Eight studies with 2567 participants compared paliperidone with placebo. Fewer people left studies early if they were randomised to paliperidone (n=1926, 7 RCTs, RR 0.68 CI 0.61 to 0.75, NNT 7 CI 6 to 10) and those receiving any dose of paliperidone were significantly more likely to have an improvement in global state (n=1420, 4 RCTs, RR 0.69 CI 0.63 to 0.75, NNT 5 CI 4 to 6). People randomised to paliperidone were less likely to experience a recurrence of psychosis (n=1918, 7 RCTs, RR 0.47 CI 0.34 to 0.66, NNT 17 CI 14 to 26) than those allocated to placebo. Paliperidone was associated with a greater incidence of tachycardia than placebo (n=1638, 5 RCTs, RR 1.88 CI 1.28 to 2.76, NNH 21 CI 11 to 90) and a consistent, significant elevation in serum prolactin (ng/mL) for both men (n=413, 4 RCTs, WMD 27.68 CI 23.66 to 31.69) and women (n=252, 4 RCTs, WMD 87.39 CI 74.27 to 100.51). People receiving paliperidone were more likely to experience extrapyramidal disorders (n=1680, 6 RCTs, RR 2.27 CI 1.31 to 3.95, NNH 28 CI 12 to 111) and weight gain (n=769, 4 RCTs, WMD 1.07 CI 0.65 to 1.49, I-squared 78%) compared with those allocated to placebo.

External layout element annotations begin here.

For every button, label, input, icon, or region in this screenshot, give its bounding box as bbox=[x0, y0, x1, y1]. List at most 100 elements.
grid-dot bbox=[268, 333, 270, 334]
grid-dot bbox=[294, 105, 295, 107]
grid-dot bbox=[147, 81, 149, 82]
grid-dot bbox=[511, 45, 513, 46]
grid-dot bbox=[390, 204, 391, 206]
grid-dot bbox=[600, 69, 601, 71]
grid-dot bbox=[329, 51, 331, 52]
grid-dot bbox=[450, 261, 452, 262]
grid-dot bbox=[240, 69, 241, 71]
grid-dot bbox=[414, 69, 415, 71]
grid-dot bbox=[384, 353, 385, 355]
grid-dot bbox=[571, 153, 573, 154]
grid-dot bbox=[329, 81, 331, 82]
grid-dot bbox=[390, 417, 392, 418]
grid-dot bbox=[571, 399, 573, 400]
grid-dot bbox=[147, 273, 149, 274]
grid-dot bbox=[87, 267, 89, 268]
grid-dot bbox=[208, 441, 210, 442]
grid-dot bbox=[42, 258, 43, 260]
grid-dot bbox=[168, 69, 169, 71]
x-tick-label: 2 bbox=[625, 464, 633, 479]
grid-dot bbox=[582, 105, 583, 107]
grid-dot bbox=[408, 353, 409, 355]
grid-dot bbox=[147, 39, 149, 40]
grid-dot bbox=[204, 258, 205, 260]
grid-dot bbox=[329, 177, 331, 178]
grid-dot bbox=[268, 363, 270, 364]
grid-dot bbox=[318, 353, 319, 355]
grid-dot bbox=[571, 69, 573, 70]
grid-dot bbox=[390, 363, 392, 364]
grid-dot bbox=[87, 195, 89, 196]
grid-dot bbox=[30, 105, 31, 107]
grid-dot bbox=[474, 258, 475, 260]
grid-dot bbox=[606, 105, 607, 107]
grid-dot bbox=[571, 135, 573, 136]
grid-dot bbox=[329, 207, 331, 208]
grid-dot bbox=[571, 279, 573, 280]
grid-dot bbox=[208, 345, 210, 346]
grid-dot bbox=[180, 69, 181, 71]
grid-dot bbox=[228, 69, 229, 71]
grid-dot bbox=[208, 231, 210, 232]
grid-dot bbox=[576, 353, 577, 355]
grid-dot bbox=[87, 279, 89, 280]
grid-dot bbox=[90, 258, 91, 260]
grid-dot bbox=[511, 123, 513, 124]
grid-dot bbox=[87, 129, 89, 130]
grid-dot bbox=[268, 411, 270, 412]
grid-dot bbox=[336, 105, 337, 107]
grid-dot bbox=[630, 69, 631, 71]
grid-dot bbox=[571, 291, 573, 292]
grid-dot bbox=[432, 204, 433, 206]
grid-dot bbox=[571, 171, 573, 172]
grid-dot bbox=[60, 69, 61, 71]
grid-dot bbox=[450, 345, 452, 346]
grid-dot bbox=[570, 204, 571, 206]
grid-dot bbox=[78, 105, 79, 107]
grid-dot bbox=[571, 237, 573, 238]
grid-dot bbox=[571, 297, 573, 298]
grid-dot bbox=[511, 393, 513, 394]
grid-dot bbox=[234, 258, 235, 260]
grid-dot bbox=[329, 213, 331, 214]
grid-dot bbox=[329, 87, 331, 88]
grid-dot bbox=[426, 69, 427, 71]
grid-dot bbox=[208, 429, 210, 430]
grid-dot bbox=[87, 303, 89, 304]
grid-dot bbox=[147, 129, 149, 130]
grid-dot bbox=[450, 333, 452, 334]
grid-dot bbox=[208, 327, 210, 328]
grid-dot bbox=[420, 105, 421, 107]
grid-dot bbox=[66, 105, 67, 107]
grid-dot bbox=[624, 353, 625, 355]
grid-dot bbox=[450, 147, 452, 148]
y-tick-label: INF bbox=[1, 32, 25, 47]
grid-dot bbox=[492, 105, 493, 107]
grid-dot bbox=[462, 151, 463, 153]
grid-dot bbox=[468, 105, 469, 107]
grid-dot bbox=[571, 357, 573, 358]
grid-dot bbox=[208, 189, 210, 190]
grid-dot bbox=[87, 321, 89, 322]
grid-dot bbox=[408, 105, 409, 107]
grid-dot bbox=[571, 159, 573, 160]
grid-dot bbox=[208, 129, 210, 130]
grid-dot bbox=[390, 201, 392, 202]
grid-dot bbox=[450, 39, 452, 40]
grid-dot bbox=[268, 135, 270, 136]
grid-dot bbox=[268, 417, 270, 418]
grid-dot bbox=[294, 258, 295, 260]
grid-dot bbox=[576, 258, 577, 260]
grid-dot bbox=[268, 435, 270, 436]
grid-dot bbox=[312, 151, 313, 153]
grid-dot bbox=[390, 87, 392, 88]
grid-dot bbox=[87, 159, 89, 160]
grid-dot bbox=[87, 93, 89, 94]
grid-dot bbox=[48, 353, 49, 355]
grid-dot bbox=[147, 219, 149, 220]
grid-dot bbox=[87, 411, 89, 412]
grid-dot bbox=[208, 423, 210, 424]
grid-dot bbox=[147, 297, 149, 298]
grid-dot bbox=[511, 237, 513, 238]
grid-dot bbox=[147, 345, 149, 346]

Three studies with 1692 participants compared paliperidone with 10 mg/day olanzapine. We found no differences between paliperidone and olanzapine for leaving in the short term (n=1332, 3 RCTs, RR 1.04 CI 0.89 to 1.21; ~40% in both groups left by six weeks). Those receiving any dose of paliperidone were no more likely to have a recurrence of psychotic symptoms than those receiving olanzapine (n=1327, 3 RCTs, RR 1.07 CI 0.64 to 1.76). Data from all three studies found that paliperidone was associated with less weight change than olanzapine (n=660, 3 RCTs, WMD -0.88 CI -1.38 to -0.37). Results for various movement disorders all favoured olanzapine.
One study lasting less than a week compared paliperidone with risperidone. When participants taking paliperidone were compared with participants taking 4 mg/day risperidone in this brief study, we found no significant difference in the recurrence of psychotic symptoms or in the incidence of adverse events.
One study compared paliperidone, with a mean dose of 9.8 mg daily, versus quetiapine, with a mean dose of 599.1 mg daily, over six weeks. Patients receiving paliperidone were less likely to leave the study early (n=314, 1 RCT, RR 0.64 CI 0.44 to 0.93, NNT 9 CI 6 to 43). No significant difference was observed in the recurrence of psychotic symptoms (n=317, 1 RCT, RR 0.65 CI 0.29 to 1.45, NNT 52 CI Not Significant). Participants receiving paliperidone were more likely to experience hypertonia (n=317, 1 RCT, RR 3.19 CI 1.31 to 7.77, NNH 13 CI 4 to 86) and tremor (n=317, 1 RCT, RR 2.60 CI 1.39 to 4.88, NNH 9 CI 4 to 34).
There are no clear data regarding oral paliperidone relating to social functioning, services use, quality of life, patient satisfaction or cost.